Each day (2-8), make sure to drink Sake at least 3 times and read the trivia. On Day 8, you will unlock the achievement.
It is possible to get one tip from each drink each day, so you can unlock all four drinking-related achievements (Sake Sensei, Whisky Wiseman, Cocktail Connoisseur, and Beer Baron) in one playthrough.
Refined sake is made by filtering nigori sake but did you know another strange ingredient is added at this time?
Ash is added. It's said that a sake master in the Edo period put ash into the sake to take out his anger.
This is the unexpected success story behind this delicacy.
Do you know what the difference between shochu and seichu is?
Since the Chinese character for "burn" is in the word "shochu" many people think shochu is made by heating it up.

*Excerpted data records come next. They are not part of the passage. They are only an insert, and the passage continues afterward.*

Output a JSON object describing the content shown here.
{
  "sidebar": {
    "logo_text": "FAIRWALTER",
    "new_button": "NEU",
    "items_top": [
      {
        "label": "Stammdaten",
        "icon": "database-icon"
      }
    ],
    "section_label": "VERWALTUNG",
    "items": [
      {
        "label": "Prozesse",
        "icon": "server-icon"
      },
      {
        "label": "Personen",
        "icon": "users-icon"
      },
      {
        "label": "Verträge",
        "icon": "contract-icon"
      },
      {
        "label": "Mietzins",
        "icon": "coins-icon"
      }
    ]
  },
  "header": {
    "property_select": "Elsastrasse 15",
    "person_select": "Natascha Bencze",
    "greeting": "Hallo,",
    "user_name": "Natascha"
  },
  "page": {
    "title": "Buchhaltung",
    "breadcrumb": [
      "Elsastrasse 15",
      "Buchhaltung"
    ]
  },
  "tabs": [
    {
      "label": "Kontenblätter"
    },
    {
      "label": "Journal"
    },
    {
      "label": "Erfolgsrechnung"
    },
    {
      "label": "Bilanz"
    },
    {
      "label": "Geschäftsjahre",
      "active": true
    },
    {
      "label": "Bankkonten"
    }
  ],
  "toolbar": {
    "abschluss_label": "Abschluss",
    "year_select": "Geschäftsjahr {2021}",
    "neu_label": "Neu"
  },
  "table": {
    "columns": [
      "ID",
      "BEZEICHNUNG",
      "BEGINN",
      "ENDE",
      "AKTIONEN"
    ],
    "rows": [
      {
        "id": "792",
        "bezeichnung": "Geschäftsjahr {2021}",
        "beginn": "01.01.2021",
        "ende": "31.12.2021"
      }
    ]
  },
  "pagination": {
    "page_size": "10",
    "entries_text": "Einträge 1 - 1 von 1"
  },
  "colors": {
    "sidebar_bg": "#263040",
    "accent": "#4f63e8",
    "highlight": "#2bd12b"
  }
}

Actually, shochu is merely distilled sake.
So, people who like shochu might have a high tolerance for alcohol.
Do you know who the first Westerner to drink Japanese sake was?

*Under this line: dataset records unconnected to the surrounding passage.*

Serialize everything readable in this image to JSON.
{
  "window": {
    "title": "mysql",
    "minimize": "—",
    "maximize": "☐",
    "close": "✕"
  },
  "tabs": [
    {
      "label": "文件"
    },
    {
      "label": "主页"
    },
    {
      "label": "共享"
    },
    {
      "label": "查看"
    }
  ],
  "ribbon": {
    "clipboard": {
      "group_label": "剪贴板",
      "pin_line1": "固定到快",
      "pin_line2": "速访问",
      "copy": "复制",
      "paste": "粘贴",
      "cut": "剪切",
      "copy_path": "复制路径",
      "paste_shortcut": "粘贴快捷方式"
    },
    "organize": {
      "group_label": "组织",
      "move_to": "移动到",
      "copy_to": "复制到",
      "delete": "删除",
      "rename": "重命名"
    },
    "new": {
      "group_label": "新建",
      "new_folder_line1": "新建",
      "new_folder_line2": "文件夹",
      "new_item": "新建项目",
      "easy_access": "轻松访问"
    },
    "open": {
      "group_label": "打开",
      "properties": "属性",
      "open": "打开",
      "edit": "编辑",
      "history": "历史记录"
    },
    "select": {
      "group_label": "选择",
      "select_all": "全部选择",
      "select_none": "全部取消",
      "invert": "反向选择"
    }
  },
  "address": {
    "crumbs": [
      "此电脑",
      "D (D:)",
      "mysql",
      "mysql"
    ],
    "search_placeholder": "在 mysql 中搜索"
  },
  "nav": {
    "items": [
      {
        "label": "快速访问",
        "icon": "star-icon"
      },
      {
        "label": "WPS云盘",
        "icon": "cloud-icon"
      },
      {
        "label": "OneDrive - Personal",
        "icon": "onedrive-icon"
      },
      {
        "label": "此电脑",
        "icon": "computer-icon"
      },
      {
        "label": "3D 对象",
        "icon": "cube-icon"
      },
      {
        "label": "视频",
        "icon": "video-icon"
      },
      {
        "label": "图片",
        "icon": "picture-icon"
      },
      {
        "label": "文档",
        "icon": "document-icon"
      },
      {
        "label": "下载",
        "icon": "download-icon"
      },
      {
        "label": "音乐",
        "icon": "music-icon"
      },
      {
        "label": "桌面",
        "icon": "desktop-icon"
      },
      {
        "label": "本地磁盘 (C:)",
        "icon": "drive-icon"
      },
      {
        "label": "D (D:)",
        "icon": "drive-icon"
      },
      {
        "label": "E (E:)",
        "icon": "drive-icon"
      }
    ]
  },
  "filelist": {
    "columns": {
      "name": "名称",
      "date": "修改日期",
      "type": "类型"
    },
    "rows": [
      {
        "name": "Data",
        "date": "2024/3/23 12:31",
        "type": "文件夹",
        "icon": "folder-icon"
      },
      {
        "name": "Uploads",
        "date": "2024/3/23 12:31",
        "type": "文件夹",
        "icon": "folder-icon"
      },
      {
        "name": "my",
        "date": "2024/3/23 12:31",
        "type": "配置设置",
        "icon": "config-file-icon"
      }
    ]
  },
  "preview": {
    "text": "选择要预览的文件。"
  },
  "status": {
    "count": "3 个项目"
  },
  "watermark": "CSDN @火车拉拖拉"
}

Accoding to records, it was Spanish missionary Francis Xavier who came to Japan in 1549.
In his letters written back home, he was amazed to learn that the alcohol was made from rice, not fruit.

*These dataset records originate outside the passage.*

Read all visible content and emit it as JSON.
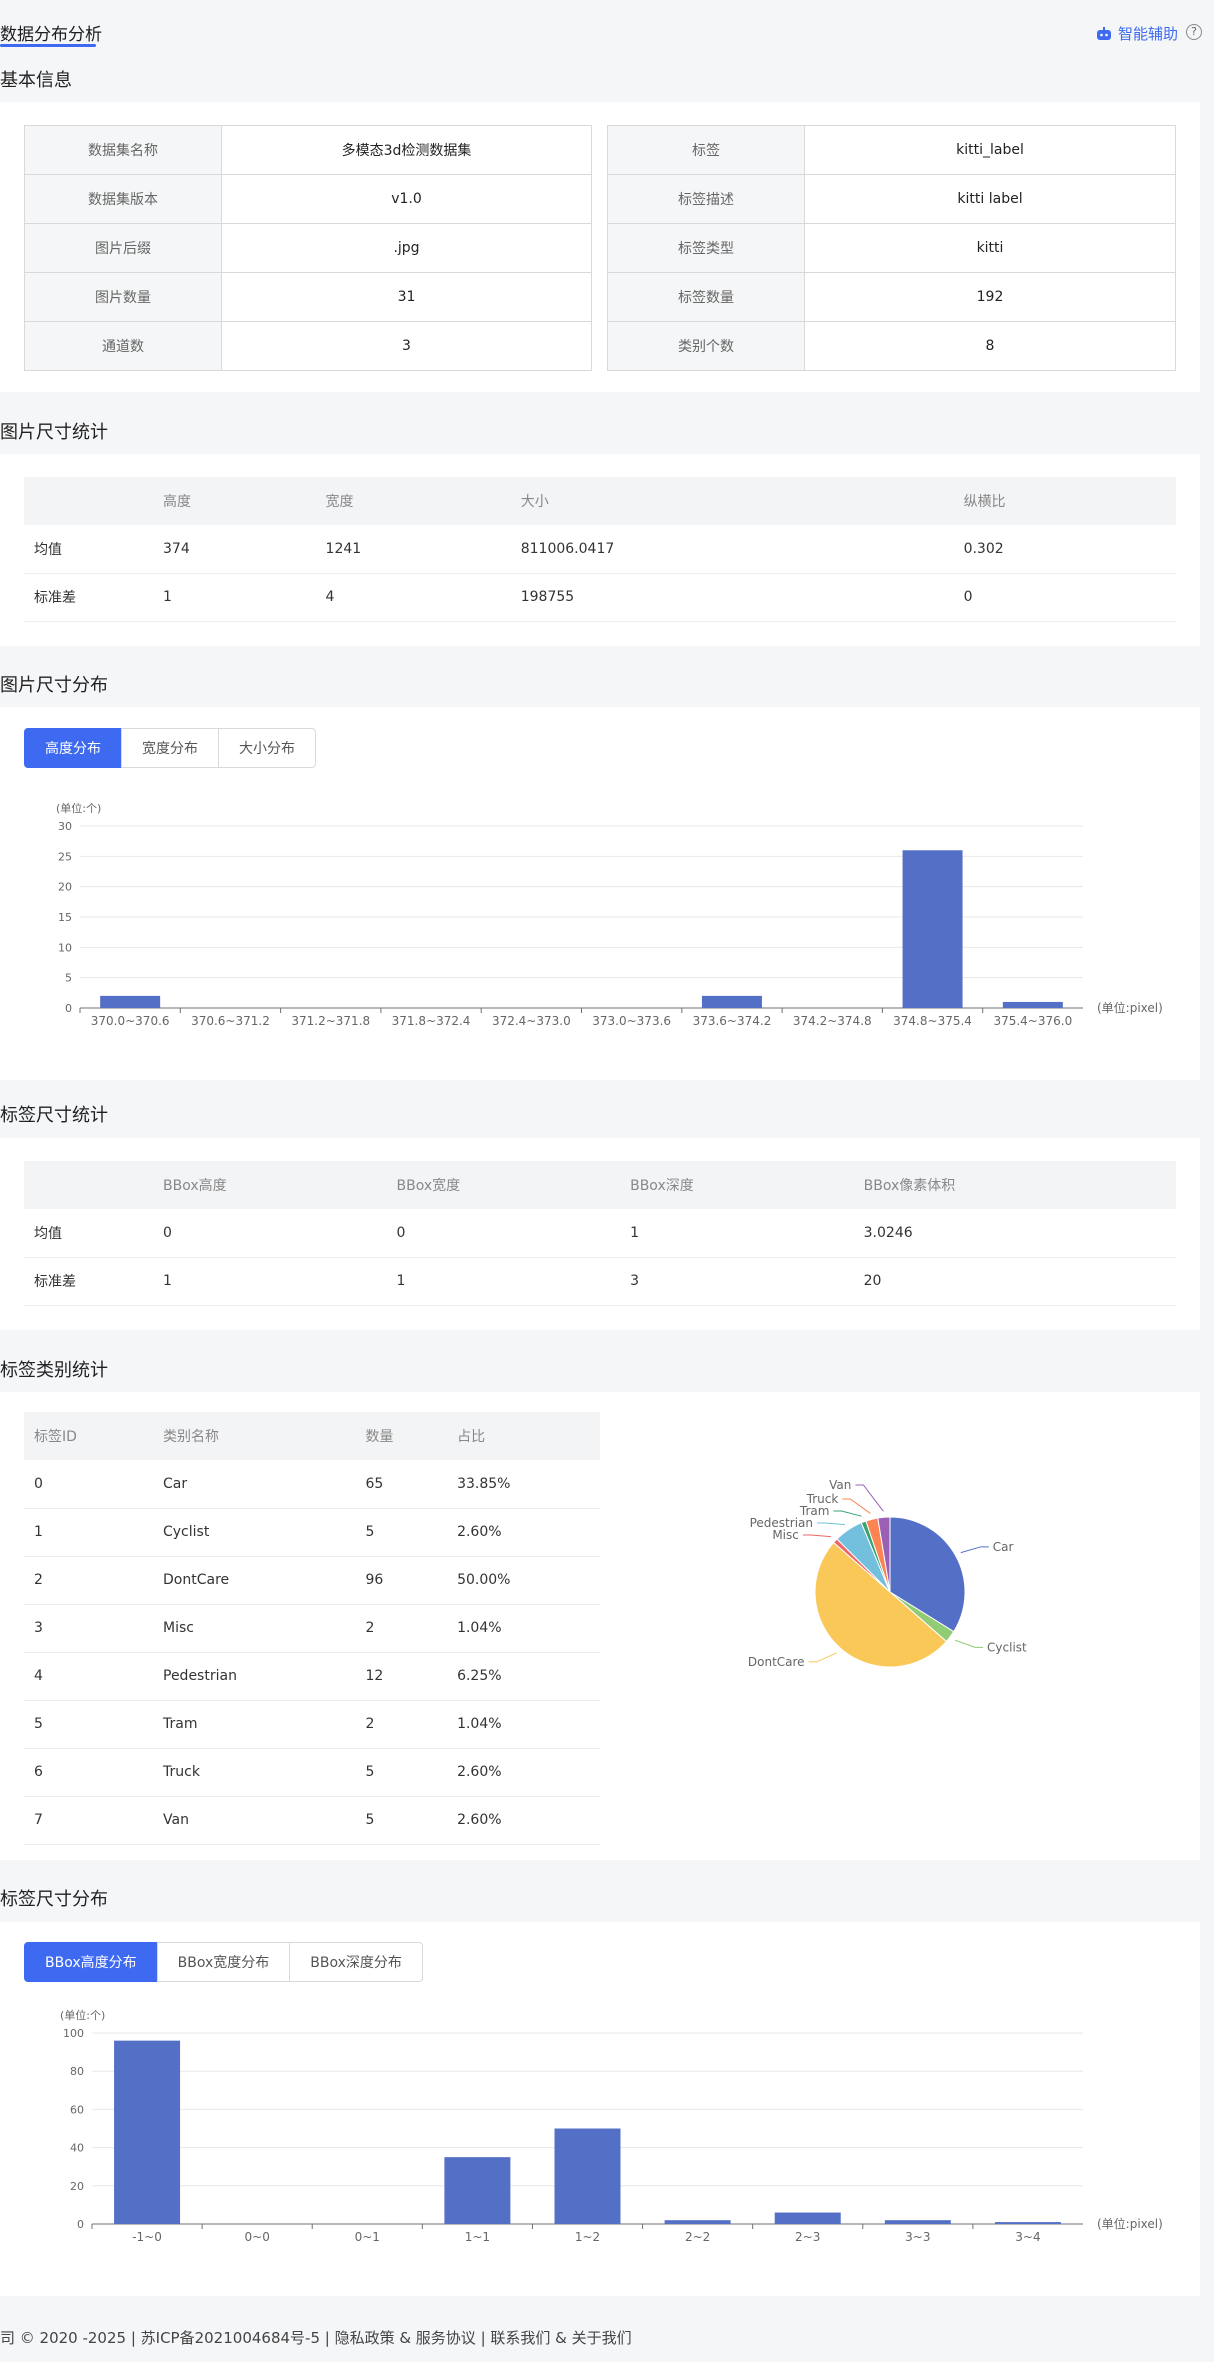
{
  "header": {
    "tab_label": "数据分布分析",
    "assist_label": "智能辅助",
    "help_glyph": "?"
  },
  "basic": {
    "title": "基本信息",
    "left": [
      {
        "k": "数据集名称",
        "v": "多模态3d检测数据集"
      },
      {
        "k": "数据集版本",
        "v": "v1.0"
      },
      {
        "k": "图片后缀",
        "v": ".jpg"
      },
      {
        "k": "图片数量",
        "v": "31"
      },
      {
        "k": "通道数",
        "v": "3"
      }
    ],
    "right": [
      {
        "k": "标签",
        "v": "kitti_label"
      },
      {
        "k": "标签描述",
        "v": "kitti label"
      },
      {
        "k": "标签类型",
        "v": "kitti"
      },
      {
        "k": "标签数量",
        "v": "192"
      },
      {
        "k": "类别个数",
        "v": "8"
      }
    ]
  },
  "img_stats": {
    "title": "图片尺寸统计",
    "headers": [
      "",
      "高度",
      "宽度",
      "大小",
      "纵横比"
    ],
    "rows": [
      [
        "均值",
        "374",
        "1241",
        "811006.0417",
        "0.302"
      ],
      [
        "标准差",
        "1",
        "4",
        "198755",
        "0"
      ]
    ]
  },
  "img_dist": {
    "title": "图片尺寸分布",
    "buttons": [
      "高度分布",
      "宽度分布",
      "大小分布"
    ],
    "active": 0
  },
  "label_stats": {
    "title": "标签尺寸统计",
    "headers": [
      "",
      "BBox高度",
      "BBox宽度",
      "BBox深度",
      "BBox像素体积"
    ],
    "rows": [
      [
        "均值",
        "0",
        "0",
        "1",
        "3.0246"
      ],
      [
        "标准差",
        "1",
        "1",
        "3",
        "20"
      ]
    ]
  },
  "class_stats": {
    "title": "标签类别统计",
    "headers": [
      "标签ID",
      "类别名称",
      "数量",
      "占比"
    ],
    "rows": [
      [
        "0",
        "Car",
        "65",
        "33.85%"
      ],
      [
        "1",
        "Cyclist",
        "5",
        "2.60%"
      ],
      [
        "2",
        "DontCare",
        "96",
        "50.00%"
      ],
      [
        "3",
        "Misc",
        "2",
        "1.04%"
      ],
      [
        "4",
        "Pedestrian",
        "12",
        "6.25%"
      ],
      [
        "5",
        "Tram",
        "2",
        "1.04%"
      ],
      [
        "6",
        "Truck",
        "5",
        "2.60%"
      ],
      [
        "7",
        "Van",
        "5",
        "2.60%"
      ]
    ]
  },
  "label_dist": {
    "title": "标签尺寸分布",
    "buttons": [
      "BBox高度分布",
      "BBox宽度分布",
      "BBox深度分布"
    ],
    "active": 0
  },
  "footer": {
    "text": "司 © 2020 -2025 | 苏ICP备2021004684号-5 | 隐私政策 & 服务协议 | 联系我们  &  关于我们"
  },
  "colors": {
    "accent": "#3d6af0",
    "bar": "#5470c6",
    "pie": [
      "#5470c6",
      "#91cc75",
      "#fac858",
      "#ee6666",
      "#73c0de",
      "#3ba272",
      "#fc8452",
      "#9a60b4"
    ]
  },
  "chart_data": [
    {
      "type": "bar",
      "unit_y": "(单位:个)",
      "unit_x": "(单位:pixel)",
      "categories": [
        "370.0~370.6",
        "370.6~371.2",
        "371.2~371.8",
        "371.8~372.4",
        "372.4~373.0",
        "373.0~373.6",
        "373.6~374.2",
        "374.2~374.8",
        "374.8~375.4",
        "375.4~376.0"
      ],
      "values": [
        2,
        0,
        0,
        0,
        0,
        0,
        2,
        0,
        26,
        1
      ],
      "ylim": [
        0,
        30
      ],
      "yticks": [
        0,
        5,
        10,
        15,
        20,
        25,
        30
      ]
    },
    {
      "type": "pie",
      "categories": [
        "Car",
        "Cyclist",
        "DontCare",
        "Misc",
        "Pedestrian",
        "Tram",
        "Truck",
        "Van"
      ],
      "values": [
        65,
        5,
        96,
        2,
        12,
        2,
        5,
        5
      ]
    },
    {
      "type": "bar",
      "unit_y": "(单位:个)",
      "unit_x": "(单位:pixel)",
      "categories": [
        "-1~0",
        "0~0",
        "0~1",
        "1~1",
        "1~2",
        "2~2",
        "2~3",
        "3~3",
        "3~4"
      ],
      "values": [
        96,
        0,
        0,
        35,
        50,
        2,
        6,
        2,
        1
      ],
      "ylim": [
        0,
        100
      ],
      "yticks": [
        0,
        20,
        40,
        60,
        80,
        100
      ]
    }
  ]
}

It must have been a rice surprise!
Japanese sake uses many different words in brand names, but the most commonly used is "Masamune."
Why has Masamune been such a common name since olden times?
Masamune could be a person's name, but the origin actually does not come from a person.
An old sake maker found a phrase "Rinzai Seishu." Though spelled differently, seishu also can mean "sake."
But the character for "seishu" is also read "masamune," and the term stuck.
Wait, all this history for a lousy pun? ...Ugh
Do you know the true meaning behind "nama ippon." a type of Japanese sake?
There are conditions a sake brewer must follow to label their sake "nama ippon." One: It most only be made with rice and malted rice.
Two: No water is added after squeezing.
Three: No sake from other batches may be mixed into the brew.
This means that the drink is pure rice sake. Use this knowledge the next time you buy sake!
In Japan, a common phrase to describe a drunk person is "drunk as dirt." Do you know where this phrase comes from?
The "dirt" in this case isn't actual dirt.
A bug that appears in old Chinese tales is called a "Dei", and uses the same character as "dirt" in Japanese.
Dei live in water, and when they walk on land they stagger about like a drunkard.
This only appears if you have fully drunk sake every day.
So where did the drink now known as "Japanese sake" originate?
Most sakes that appears in Japanese mythology are actually fruit liquers.
Only after the Japanese began to plant rice did "sake" come to refer to rice sake.
That means it might be a drink that came over from China or Korea.